Failed to parse the query in Kibana

ankitsingh · September 3, 2020, 9:25am

Hi ,

I have this kind of data:
message: "message": "2020-09-02 08:11:55.000000000 +0000 state-handler: {"date":"2020-09-02T08:11:55.863Z","nfInstanceId":"0690e150-4c69-4d86-a49c-990bf056f333","instance":"ausf-nausf-auth-7cc94c6f97-p67xr","level":"INFO","catalog":"service-state","clusterDomain":"cluster.local","nfInstanceName":"default","subsystem":"","message":"Service state-handler is now in state STARTING","labels":["LIFECYCLE"],"hostname":"ausf-nausf-auth-7cc94c6f97-p67xr","vendor":"","service":"nausf-auth","arg":["state-handler"],"namespace":"ausf","id":"a54f347e-0b33-4ee2-9d65-97a40b2662a3","runid":"03093b3e-33b0-457d-83c2-cc3547ef4b5f","key":"STARTING","timestamp":1599034315863}",

I need to filter based on the labels so I am using the query like- message:"labels":["LIFECYCLE"]
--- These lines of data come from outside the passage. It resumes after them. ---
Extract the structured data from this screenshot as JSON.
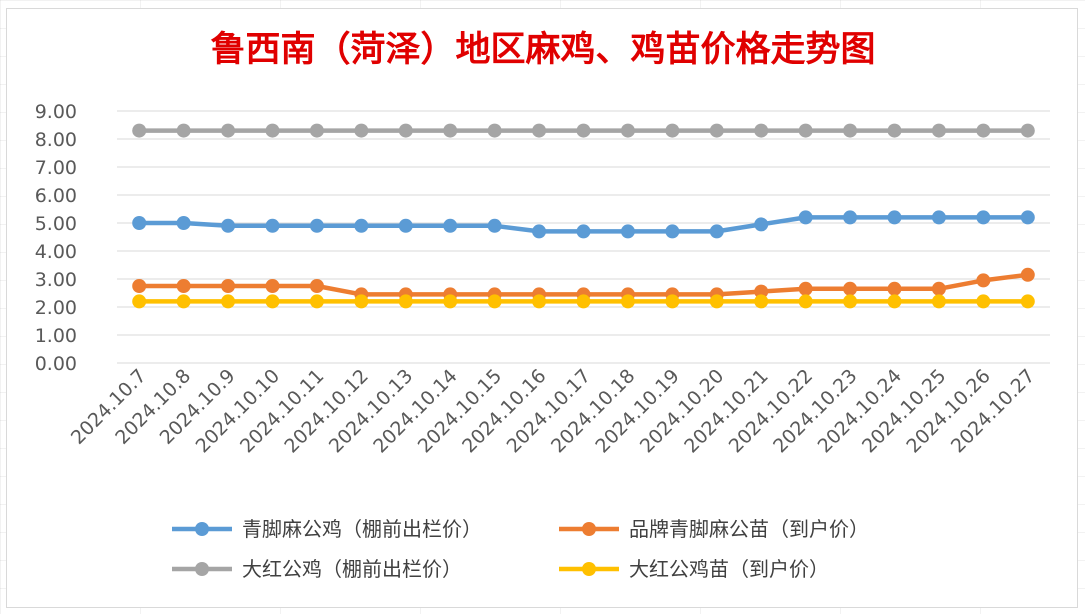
{
  "chart_data": {
    "type": "line",
    "title": "鲁西南（菏泽）地区麻鸡、鸡苗价格走势图",
    "xlabel": "",
    "ylabel": "",
    "ylim": [
      0,
      9
    ],
    "ytick_step": 1,
    "ytick_labels": [
      "0.00",
      "1.00",
      "2.00",
      "3.00",
      "4.00",
      "5.00",
      "6.00",
      "7.00",
      "8.00",
      "9.00"
    ],
    "grid": true,
    "legend_position": "bottom",
    "categories": [
      "2024.10.7",
      "2024.10.8",
      "2024.10.9",
      "2024.10.10",
      "2024.10.11",
      "2024.10.12",
      "2024.10.13",
      "2024.10.14",
      "2024.10.15",
      "2024.10.16",
      "2024.10.17",
      "2024.10.18",
      "2024.10.19",
      "2024.10.20",
      "2024.10.21",
      "2024.10.22",
      "2024.10.23",
      "2024.10.24",
      "2024.10.25",
      "2024.10.26",
      "2024.10.27"
    ],
    "series": [
      {
        "name": "青脚麻公鸡（棚前出栏价）",
        "color": "#5b9bd5",
        "values": [
          5.0,
          5.0,
          4.9,
          4.9,
          4.9,
          4.9,
          4.9,
          4.9,
          4.9,
          4.7,
          4.7,
          4.7,
          4.7,
          4.7,
          4.95,
          5.2,
          5.2,
          5.2,
          5.2,
          5.2,
          5.2
        ]
      },
      {
        "name": "品牌青脚麻公苗（到户价）",
        "color": "#ed7d31",
        "values": [
          2.75,
          2.75,
          2.75,
          2.75,
          2.75,
          2.45,
          2.45,
          2.45,
          2.45,
          2.45,
          2.45,
          2.45,
          2.45,
          2.45,
          2.55,
          2.65,
          2.65,
          2.65,
          2.65,
          2.95,
          3.15
        ]
      },
      {
        "name": "大红公鸡（棚前出栏价）",
        "color": "#a5a5a5",
        "values": [
          8.3,
          8.3,
          8.3,
          8.3,
          8.3,
          8.3,
          8.3,
          8.3,
          8.3,
          8.3,
          8.3,
          8.3,
          8.3,
          8.3,
          8.3,
          8.3,
          8.3,
          8.3,
          8.3,
          8.3,
          8.3
        ]
      },
      {
        "name": "大红公鸡苗（到户价）",
        "color": "#ffc000",
        "values": [
          2.2,
          2.2,
          2.2,
          2.2,
          2.2,
          2.2,
          2.2,
          2.2,
          2.2,
          2.2,
          2.2,
          2.2,
          2.2,
          2.2,
          2.2,
          2.2,
          2.2,
          2.2,
          2.2,
          2.2,
          2.2
        ]
      }
    ]
  }
}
but getting parsing error.
parse_exception: Encountered " ":" ": "" at line 1, column 16. Was expecting one of: ... ... ... "+" ... …

Could some one hepl plz.

Thanks for help.

matw · September 9, 2020, 7:28am

Hi and welcome to our community!

You need to escape " of your search query to make this work:

message: "\"labels\":[\"LIFECYCLE\"]"

However, it's high likely that you won't find documents this way, I guess you're searching a text field and data is indexed with default settings?

Best,
Matthias

system · October 7, 2020, 7:28am

This topic was automatically closed 28 days after the last reply. New replies are no longer allowed.